Washington County Officials Discuss Legislative Priorities – Disparity Grant, Highway User Revenues

The General Assembly’s Washington County delegation met with the Washington County Board of Commissioners, elected officials from the City of Hagerstown, and school board members to discuss legislative priorities for the upcoming session.  A priority of the delegation over the past few years has been expanding the number of counties that benefit through the disparity grant program, a state wealth-based grant distributed according to a formula to counties with per-capita income-tax revenues of less than 75 percent of the state average. Discussions indicate that Washington County will again receive funding in fiscal 2015 due to the changes made to the program last session.  From the Hagerstown Herald-Mail:

The county received $1.55 million in disparity grant money during the current fiscal year after delegation members campaigned hard for it during the 2013 session of the Maryland General Assembly.

Serafini, R-Washington, said that “leaders in Annapolis” had told him that the funding formulas for the grant would remain the same for the next year. He said that the county should expect to get about $1.5 million again during fiscal 2015, which begins on July 1, 2014.

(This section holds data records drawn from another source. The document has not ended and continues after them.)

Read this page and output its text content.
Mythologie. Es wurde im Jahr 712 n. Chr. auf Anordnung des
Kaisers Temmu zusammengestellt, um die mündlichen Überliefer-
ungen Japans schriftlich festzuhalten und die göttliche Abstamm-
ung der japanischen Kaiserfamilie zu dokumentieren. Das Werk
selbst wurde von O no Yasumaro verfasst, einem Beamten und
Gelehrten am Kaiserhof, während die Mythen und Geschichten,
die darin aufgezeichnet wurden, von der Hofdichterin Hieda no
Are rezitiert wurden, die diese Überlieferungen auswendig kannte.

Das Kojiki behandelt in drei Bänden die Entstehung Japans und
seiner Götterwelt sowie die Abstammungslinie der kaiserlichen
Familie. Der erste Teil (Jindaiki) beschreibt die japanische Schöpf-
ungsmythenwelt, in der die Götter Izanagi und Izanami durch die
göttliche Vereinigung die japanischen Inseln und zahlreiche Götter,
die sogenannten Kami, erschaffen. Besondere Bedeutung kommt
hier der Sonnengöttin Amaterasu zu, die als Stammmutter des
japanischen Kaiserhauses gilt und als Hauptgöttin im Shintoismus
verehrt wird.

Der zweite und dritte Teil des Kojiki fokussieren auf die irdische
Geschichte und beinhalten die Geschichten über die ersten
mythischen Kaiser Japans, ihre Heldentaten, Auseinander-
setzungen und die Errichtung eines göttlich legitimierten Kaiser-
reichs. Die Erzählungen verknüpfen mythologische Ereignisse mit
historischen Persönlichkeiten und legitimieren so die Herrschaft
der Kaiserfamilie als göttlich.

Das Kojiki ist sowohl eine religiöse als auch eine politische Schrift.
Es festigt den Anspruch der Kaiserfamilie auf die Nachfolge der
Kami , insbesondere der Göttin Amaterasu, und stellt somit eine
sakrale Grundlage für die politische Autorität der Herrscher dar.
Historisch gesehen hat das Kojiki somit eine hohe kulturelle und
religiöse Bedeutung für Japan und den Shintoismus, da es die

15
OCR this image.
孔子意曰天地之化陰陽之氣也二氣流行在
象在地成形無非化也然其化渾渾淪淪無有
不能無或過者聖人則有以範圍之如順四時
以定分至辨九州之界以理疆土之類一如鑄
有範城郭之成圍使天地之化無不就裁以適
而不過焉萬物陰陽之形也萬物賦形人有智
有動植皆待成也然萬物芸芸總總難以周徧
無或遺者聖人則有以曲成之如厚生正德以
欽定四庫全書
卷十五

While the county agenda appears to be fairly light this session, county officials did raise the importance of Highway User Revenues (HUR) with delegation members.

In his briefing, County Administrator Greg Murray said that the county will be monitoring legislation as it pops up in Annapolis, but “we don’t have anything major we are asking for this year.”

However, he noted that the state’s Highway User Revenue funds had dropped from more than $10 million annually in previous years to less than a million dollars. The money is used by local jurisdictions to finance road-improvement projects.

“Anything that can be done always helps,” Murray said.